Though Terena has this as an achievement, and she cherishes what the study has taught her, she much prefers to champion Indigenous science. This is a discipline that is studied, not in a classroom or a lab, but by living on, and observing, the natural environment through the eyes of the many generations that came before to the point of absolute understanding. 

“When people talk about western science, it’s all about the labs and the tests, and everything is so high-level,” explains Terena. “But then [in contrast], they refer to our science as ‘Indigenous knowledge,’ ‘traditional knowledge,’ it's knowledge, not science.” 

“And it's not because I'm against the word knowledge,” she continues, “but it’s how the west undermines that knowledge just because we don't prove things in the same way as western science, and just because we don't have the same system.” 

Things that Indigenous people across the globe have been speaking about, warning about, and advocating against have slowly come to be proven in the eyes of western science, after years of tests and studies — a phenomenon that Terena finds frustrating. 

“I think people need to decolonize their minds and understand what we are talking about when we are talking about Indigenous science,” she says. “I don't need western science to prove that the bird that is singing to me in the night is telling me that it's going to rain the next day. We know these things. It's not in the lab, it’s ancestral knowledge.” 

She took this same vigour for Indigenous science and the need for decolonization to UN’s Climate Conferences, also known as the Conference of the Parties or COP, delivering addresses on behalf of Terena Nation, and other Indigenous communities. 

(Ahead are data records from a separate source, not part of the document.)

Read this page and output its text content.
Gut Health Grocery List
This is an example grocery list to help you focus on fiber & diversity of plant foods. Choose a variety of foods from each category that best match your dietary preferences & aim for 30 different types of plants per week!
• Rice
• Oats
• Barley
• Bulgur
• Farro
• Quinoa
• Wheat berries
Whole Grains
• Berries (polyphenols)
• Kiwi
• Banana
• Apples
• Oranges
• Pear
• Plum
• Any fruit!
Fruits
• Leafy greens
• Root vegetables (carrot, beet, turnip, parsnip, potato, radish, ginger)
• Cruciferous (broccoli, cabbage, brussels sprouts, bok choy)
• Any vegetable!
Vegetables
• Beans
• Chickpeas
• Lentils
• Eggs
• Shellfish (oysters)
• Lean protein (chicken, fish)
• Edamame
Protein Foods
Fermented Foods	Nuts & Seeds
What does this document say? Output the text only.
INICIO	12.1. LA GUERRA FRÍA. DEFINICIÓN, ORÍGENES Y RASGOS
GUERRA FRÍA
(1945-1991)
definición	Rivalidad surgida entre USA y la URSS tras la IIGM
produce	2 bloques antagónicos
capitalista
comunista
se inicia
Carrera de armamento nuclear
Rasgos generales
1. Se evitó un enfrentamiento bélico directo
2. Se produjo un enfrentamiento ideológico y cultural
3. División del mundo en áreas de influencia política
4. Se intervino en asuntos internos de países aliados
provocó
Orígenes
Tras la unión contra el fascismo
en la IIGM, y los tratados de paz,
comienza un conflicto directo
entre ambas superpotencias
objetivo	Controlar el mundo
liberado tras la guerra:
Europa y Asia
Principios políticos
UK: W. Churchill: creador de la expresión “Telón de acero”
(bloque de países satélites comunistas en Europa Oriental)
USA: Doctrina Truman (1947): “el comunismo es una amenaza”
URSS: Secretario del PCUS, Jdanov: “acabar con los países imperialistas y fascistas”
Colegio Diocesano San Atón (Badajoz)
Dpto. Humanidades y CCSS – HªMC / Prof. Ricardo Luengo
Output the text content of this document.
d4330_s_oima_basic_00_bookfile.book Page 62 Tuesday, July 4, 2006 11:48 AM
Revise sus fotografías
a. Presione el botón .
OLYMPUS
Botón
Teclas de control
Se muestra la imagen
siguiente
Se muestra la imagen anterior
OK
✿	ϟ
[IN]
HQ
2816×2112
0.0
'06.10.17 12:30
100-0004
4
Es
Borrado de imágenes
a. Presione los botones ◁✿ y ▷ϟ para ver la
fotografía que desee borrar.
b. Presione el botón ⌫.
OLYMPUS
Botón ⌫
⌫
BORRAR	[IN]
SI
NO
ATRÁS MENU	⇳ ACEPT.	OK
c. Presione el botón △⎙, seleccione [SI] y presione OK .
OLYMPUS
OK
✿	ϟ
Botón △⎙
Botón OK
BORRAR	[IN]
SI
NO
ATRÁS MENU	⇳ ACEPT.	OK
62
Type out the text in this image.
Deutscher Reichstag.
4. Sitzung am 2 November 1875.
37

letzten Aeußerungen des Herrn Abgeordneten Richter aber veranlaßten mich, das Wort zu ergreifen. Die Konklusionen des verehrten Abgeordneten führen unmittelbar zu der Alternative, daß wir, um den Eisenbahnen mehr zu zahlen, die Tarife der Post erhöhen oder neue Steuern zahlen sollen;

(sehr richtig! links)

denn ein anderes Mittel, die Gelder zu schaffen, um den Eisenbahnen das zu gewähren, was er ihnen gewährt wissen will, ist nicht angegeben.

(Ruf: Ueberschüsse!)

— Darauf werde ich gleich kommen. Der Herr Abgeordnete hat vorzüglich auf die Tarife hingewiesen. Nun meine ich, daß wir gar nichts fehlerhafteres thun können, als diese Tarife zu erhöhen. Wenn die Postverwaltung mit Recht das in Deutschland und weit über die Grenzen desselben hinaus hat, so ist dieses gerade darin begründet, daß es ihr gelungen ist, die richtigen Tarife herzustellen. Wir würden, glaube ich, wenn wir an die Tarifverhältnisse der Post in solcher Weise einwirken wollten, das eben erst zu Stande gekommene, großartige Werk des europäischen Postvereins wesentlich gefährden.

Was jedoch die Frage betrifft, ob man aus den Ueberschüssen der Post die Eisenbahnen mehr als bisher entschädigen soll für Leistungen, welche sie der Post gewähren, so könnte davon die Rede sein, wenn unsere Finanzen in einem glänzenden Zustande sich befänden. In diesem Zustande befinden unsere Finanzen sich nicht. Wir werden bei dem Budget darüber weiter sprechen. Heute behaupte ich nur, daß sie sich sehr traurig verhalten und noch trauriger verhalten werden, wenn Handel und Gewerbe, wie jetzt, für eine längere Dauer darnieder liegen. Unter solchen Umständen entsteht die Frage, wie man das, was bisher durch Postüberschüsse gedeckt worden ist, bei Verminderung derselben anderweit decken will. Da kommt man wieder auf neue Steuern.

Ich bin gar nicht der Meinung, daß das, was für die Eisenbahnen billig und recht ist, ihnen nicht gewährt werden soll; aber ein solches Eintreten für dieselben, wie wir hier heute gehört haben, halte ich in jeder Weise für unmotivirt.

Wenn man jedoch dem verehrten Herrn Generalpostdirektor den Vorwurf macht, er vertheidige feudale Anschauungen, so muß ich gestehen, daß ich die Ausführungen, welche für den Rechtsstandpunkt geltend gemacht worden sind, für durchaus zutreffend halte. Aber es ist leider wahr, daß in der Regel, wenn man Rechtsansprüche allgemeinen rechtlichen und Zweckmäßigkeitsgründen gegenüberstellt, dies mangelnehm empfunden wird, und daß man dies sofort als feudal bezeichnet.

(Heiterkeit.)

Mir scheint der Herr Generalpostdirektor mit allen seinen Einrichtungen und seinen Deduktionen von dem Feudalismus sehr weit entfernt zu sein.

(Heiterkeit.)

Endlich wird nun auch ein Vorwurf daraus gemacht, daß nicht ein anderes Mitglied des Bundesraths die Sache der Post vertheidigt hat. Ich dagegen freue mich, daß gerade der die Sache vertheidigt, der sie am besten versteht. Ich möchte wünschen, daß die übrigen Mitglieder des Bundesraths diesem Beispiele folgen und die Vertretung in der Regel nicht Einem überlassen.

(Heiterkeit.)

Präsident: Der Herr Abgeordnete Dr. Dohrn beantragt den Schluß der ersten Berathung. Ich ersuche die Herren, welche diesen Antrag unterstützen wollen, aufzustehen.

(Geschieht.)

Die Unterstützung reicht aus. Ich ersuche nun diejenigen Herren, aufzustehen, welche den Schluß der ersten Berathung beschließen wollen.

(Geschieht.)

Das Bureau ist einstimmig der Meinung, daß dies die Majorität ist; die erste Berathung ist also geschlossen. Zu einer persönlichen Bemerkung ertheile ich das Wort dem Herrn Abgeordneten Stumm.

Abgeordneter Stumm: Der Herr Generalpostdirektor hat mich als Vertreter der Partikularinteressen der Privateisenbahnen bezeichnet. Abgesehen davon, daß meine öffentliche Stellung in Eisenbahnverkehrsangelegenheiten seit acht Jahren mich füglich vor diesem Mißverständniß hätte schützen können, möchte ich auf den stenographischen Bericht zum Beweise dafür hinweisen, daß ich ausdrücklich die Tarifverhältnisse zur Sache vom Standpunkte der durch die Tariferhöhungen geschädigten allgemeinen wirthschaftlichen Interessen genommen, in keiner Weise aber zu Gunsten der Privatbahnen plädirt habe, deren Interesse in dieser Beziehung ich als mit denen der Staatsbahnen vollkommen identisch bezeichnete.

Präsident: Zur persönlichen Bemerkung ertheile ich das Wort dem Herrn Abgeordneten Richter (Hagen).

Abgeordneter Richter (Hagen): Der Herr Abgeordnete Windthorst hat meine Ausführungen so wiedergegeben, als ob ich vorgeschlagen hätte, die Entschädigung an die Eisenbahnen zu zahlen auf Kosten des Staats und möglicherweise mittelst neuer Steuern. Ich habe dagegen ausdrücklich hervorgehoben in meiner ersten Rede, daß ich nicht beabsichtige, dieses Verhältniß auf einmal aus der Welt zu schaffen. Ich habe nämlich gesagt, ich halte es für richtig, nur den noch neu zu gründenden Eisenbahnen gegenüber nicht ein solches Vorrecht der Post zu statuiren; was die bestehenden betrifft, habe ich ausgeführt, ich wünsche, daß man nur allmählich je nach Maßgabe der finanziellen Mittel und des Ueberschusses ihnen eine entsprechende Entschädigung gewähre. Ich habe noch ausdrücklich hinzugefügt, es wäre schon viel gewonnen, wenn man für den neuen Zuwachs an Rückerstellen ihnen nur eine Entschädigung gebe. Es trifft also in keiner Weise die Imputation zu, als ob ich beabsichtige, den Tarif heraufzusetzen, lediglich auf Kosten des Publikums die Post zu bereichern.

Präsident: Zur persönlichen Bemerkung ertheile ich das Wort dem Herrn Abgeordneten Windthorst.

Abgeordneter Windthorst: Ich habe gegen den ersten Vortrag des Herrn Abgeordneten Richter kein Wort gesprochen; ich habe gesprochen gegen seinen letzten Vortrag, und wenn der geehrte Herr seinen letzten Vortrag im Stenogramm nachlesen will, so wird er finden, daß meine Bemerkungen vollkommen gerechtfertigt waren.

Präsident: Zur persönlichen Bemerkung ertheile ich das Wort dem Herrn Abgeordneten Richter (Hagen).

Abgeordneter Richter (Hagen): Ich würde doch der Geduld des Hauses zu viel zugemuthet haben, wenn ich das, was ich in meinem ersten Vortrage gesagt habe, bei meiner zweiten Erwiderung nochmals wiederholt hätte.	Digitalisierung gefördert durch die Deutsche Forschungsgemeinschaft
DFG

If we are not sitting at dinner to eat together, we are being served on the menu.

COP & The International Community

Though she’s now a seasoned representative on the international stage, Terena’s first COP was not a breeze, in fact, it began with tears. 

“When I first attended COP, I was really disappointed. It was a heartbreaker because I was really optimistic. I thought, ‘I'm going to a conference where we're going to talk about solutions for climate change.’ Poor me, so naive,” she says.

She elaborates: “I went there and I saw people were doing business with our rights, people were doing business with the land, and not even talking about how they would really avoid climate change. So I remember, I cried, I didn't want to return to that place.” 

But she did. She returned the following year, and attended several international conferences after that, using her voice, her anthropological knowledge, her passion for women’s rights, and the Indigenous science she champions with her whole heart to continue to call for change on the global stage. Why? Well, it was all thanks to advice from an older mentor from a completely different country, who saw her crying that day. 

“He came to me and he said, ‘Don't cry my niece, it's hard, but you can't give up. This conference is a dinner table. If we are not sitting at dinner to eat together, we are being served on the menu.”

So she picked herself up and carried on. A natural champion of unity through diversity, Terena has come to adore meeting people from so many different nations — each one standing for the same cause at these global gatherings. 

Taily Terena, paints her face in preparation for an annual event with Indigenous community members in Brazil, 2025.
Image: Homero Flávio for Global Citizen

Beauty In Diversity 

“I love our differences,” she says. “I think it's so beautiful. This idea of monoculture or mono-god, I don’t agree with. No, no, no, no. It's the diversity that makes us unique and beautiful. The globe is like a puzzle. The pieces cannot be the same for the puzzle to fit.” 

She stands like a vigorous bee whose song has traveled far beyond her borders, opening doors for younger generations to join the swarm and carry on the fight. And while she turns her focus toward uplifting the youth,  her heart remains full of gratitude for the elders and ancestors who came before. 

To them, she says: “Thank you for all the things that you’ve invested in me. For all the stories,  the moments, the guidance, and for not giving up on me. I am here. I will continue to share all this knowledge, and I will guarantee  our future generations know who our people are.”